「どのコーナーでも通常コンマ数秒を削るのは至難の技なんだけど、正直に言って今回のQ3でのフライングラップは完璧に近かった」と満足げな表情を浮かべたエルラシェール。「最も重要かつ難しい精神状態のQ3で、そのドライビングができたことを誇りに思うよ。10点が獲得できたのも非常に良いことだね!」
明けた日曜10時15分に開始されたレース1は、予選トップ10リバースポール発進のウルティアが、一旦は予選9番手でフロントロウに並んだエステバン・グエリエリ(FK8型ホンダ・シビック・タイプR TCR/ALL-INKL.DE・ミュニッヒ・モータースポーツ)に先行を許すものの、オープニングの最終コーナーで再び捉えて以降は、背後を振り返ることなくチェッカーまで快走。同じく10周目の最終コーナーアウト側からグエリエリを仕留めたトム・コロネル(アウディRS3 LMS/コムトゥユー・チーム・アウディスポーツ)が2位に続き、グエリエリがなんとか3位表彰台を死守して、14周のフィニッシュを迎える結果となった。
続いて現選手権リーダー兼ディフェンディングチャンピオンを先頭に、12時15分にスタートが切られたレース2は、テッド・ビョーク(リンク&コー03 TCR/シアン・パフォーマンス・リンク&コー)がレース1に続き再びの接触で混乱の引き金を作ると、ターン3ではイバン・ミューラー(リンク&コー03 TCR/シアン・レーシング・リンク&コー)とヒットしたネストール・ジロラミ(FK8型ホンダ・シビック・タイプR TCR/ALL-INKL.DE・ミュニッヒ・モータースポーツ)がグラスエリアを滑走。コース復帰の際には予選でタイヤグリップの発動に苦しんだタイトル候補の一角、ジャン-カール・ベルネイ(ヒュンダイ・エラントラN TCR/エングスター・ヒュンダイN・リキモリ・レーシング・チーム)と激突し、この動きに対しジロラミには次戦ソチでのグリッド降格処分が言い渡された。

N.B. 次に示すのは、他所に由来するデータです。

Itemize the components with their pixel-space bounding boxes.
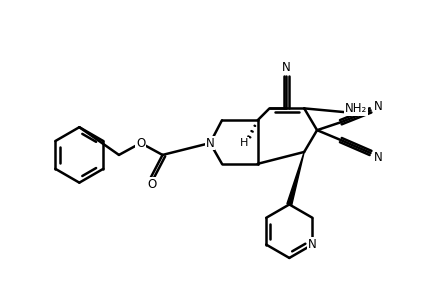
Text: O: O — [147, 178, 156, 191]
Text: N: N — [282, 61, 291, 74]
Text: N: N — [206, 136, 215, 150]
Text: N: N — [374, 100, 383, 113]
Text: N: N — [308, 238, 317, 251]
Text: H: H — [240, 138, 248, 148]
Polygon shape — [287, 152, 304, 205]
Text: O: O — [136, 136, 145, 150]
Text: N: N — [374, 151, 383, 164]
Text: NH₂: NH₂ — [345, 102, 367, 115]
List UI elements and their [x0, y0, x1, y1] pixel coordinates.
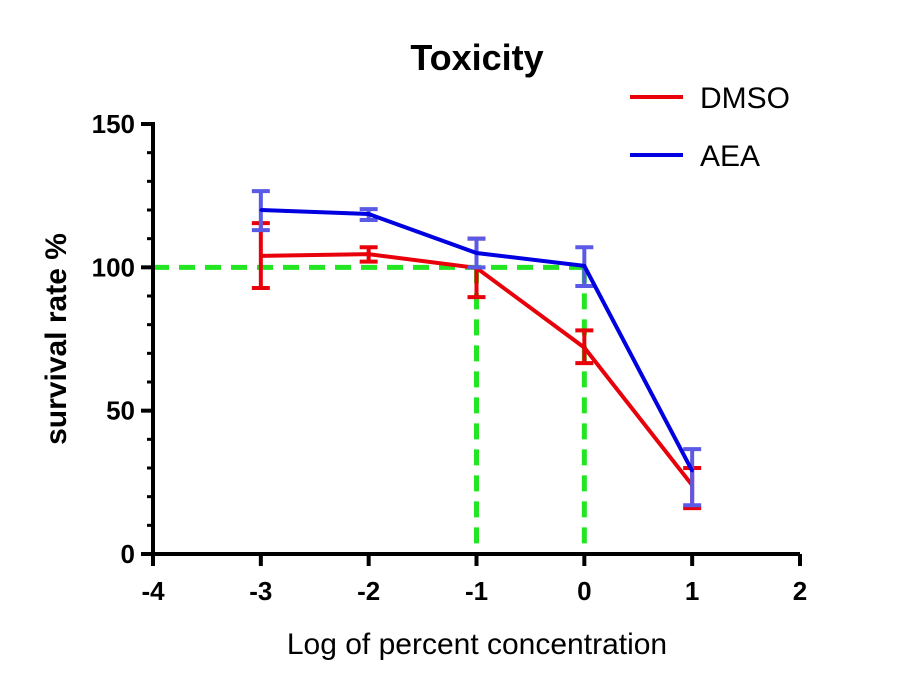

その後、背後とのギャップを拡大する首位エルラシェールに対するチャレンジャーは現れず、2番手バービッシュ、3番手マグナスが、4番手のミューラーに蓋をする形でフィニッシュラインへ。その背後には、トップ10圏外から猛追を見せたタルキーニが続き、地元のファンを沸かせる走りを披露した。
「このフィールドにはどれほど高い競争力を備え、ときには“接触”もいとわない攻撃的な面々が並んでいるかを僕は知っている。頭のなかには常に(ポールスタートの)レース2のことがあったから、背後に『アグレッシブすぎる』ドライバーが来た場合には、無理に抵抗せず前に行かせたんだ」と、トップ10圏外の11位に終わっていたレース1を振り返るエルラシェール。
「おかげでマシンは無傷のまま、レース2のポールポジションから優位に戦いを進めることができた。案の定、僕の背後では最後まで“殴り合い”が繰り広げられていたようだからね(笑)」
これでポイントスタンディングでは201点としたエルラシェールを165点のバービッシュが追い、その背後わずか1点差でグエリエリが続く展開となったタイトル戦線。11月27〜28日には新規追加ロシアのソチ・オートドロームで、2021年WTCR最終戦が争われる。